No one at the three companies ever spoke to each other. The algorithm did the colluding for them. The lesson: “the algorithm did it” is not a legal defence.

The broader point of the scenario is that legal exposure from AI is not hypothetical or futuristic. It sits inside statutes that have been on the books for decades.

For businesses operating internationally, the picture is broader again — and closer to home than many realise. The EU AI Act is now in force and has extraterritorial reach: if a New Zealand company offers AI-enabled products or services to users in the EU, or its AI outputs are used there, it can be legally bound by the Act despite having no European office. Other jurisdictions are following suit, and international standards such as ISO/IEC 42001 (Artificial Intelligence Management Systems) are becoming reference points for demonstrating good practice to overseas customers and regulators alike.

Risk management: start early, repeat often

The guidance frames AI risk management as a continuous cycle across the AI life cycle rather than a one-off assessment: identify risks, assess their severity and likelihood, manage them according to your risk tolerance, record mitigations and responsibilities, and review continuously as systems and contexts change.

Common AI risks the guidance highlights include compromise of personal or confidential information through security vulnerabilities, unfair treatment of people affected by biased AI systems or human over-reliance on them, lack of transparency with customers about AI use, and — specific to generative AI — decisions made on the basis of hallucinated outputs.

Practical tips from the guidance worth adopting immediately: maintain a living risk inventory; prefer prevention over cure for foreseeable risks; communicate risks and mitigations to relevant teams and third-party providers; publish usage policies (particularly for generative AI) so staff know the organisation’s stance and rules; watch for new risks created by fixing old ones, since reducing bias can sometimes reduce accuracy; and build contingency, business continuity and exit plans so you can phase out an AI system safely if you need to. The guidance also points businesses to the MIT AI Risk Repository, the Stats NZ Algorithm Impact Assessment toolkit and Business.govt.nz’s risk management resources as starting points.

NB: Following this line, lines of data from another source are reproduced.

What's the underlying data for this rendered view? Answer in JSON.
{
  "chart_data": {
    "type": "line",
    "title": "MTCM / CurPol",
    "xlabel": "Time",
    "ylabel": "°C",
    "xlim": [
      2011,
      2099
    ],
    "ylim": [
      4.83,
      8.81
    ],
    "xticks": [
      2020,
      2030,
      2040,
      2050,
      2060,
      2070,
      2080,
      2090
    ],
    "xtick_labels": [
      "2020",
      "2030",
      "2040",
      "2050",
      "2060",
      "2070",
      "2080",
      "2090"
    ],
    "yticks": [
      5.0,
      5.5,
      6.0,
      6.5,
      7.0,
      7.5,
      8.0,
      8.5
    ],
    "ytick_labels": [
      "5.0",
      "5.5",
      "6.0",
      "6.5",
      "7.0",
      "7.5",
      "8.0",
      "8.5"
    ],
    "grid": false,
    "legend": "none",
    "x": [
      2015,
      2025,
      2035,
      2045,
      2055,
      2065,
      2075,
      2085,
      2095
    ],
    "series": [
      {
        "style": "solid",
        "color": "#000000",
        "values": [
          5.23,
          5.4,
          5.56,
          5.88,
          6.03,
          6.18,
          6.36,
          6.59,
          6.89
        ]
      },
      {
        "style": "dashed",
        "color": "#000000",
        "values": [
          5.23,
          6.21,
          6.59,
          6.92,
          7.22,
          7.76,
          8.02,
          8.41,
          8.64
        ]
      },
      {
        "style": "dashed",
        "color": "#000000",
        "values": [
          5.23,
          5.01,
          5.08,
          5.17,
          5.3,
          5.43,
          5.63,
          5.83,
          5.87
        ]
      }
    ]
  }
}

If it isn’t documented, it didn’t happen

The final element of the governance pillar is recordkeeping. Documentation is what turns good intentions into demonstrable accountability — it lets you show where and how decisions were made, respond to customer queries about AI use, and comply with audits. The guidance highlights AI model cards as a useful tool for recording a system’s purpose, data sources, training approach, performance metrics and known biases, whether you build systems or buy them. MBIE also publishes a recordkeeping checklist as part of the guidance.

What to do this quarter

For most New Zealand businesses, acting on this pillar of the guidance comes down to five moves:

  • Name accountable owners for every AI system in use — and write it down so everybody knows their role.
  • Expand your privacy officer’s remit to cover how AI tools are ingesting and processing personal information. It’s the fastest governance win available.
  • Map your AI uses against the legislation above, including any extraterritorial exposure such as the EU AI Act, involving legal advice where needed.
  • Stand up a simple, repeatable risk process with a living risk inventory, reviewed as systems and contexts change.
  • Start documenting before you scale, not after — model cards, usage policies and decision records that show how and why choices were made.

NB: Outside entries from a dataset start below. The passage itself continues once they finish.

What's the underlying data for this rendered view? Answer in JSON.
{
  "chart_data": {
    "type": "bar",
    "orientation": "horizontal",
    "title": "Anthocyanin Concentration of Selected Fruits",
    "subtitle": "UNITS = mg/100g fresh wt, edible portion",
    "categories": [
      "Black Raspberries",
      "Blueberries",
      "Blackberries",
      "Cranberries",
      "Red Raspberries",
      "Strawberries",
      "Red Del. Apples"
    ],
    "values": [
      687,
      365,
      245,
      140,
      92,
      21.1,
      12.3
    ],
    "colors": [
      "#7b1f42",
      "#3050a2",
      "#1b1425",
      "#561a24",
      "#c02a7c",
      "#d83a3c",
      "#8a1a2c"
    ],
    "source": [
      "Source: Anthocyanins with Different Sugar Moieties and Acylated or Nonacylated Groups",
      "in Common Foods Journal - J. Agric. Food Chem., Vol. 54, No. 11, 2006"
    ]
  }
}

Governance is not the glamorous end of AI adoption, but it is the part that determines whether AI becomes an asset or a liability. The businesses that get it right will be the ones that can look customers, regulators and their own boards in the eye and explain exactly how their AI works, who oversees it, and what happens when something goes wrong.


This article is based on the Ministry of Business, Innovation and Employment’s Responsible Artificial Intelligence Guidance for Businesses. It is general commentary and not legal advice; seek professional advice on your specific obligations.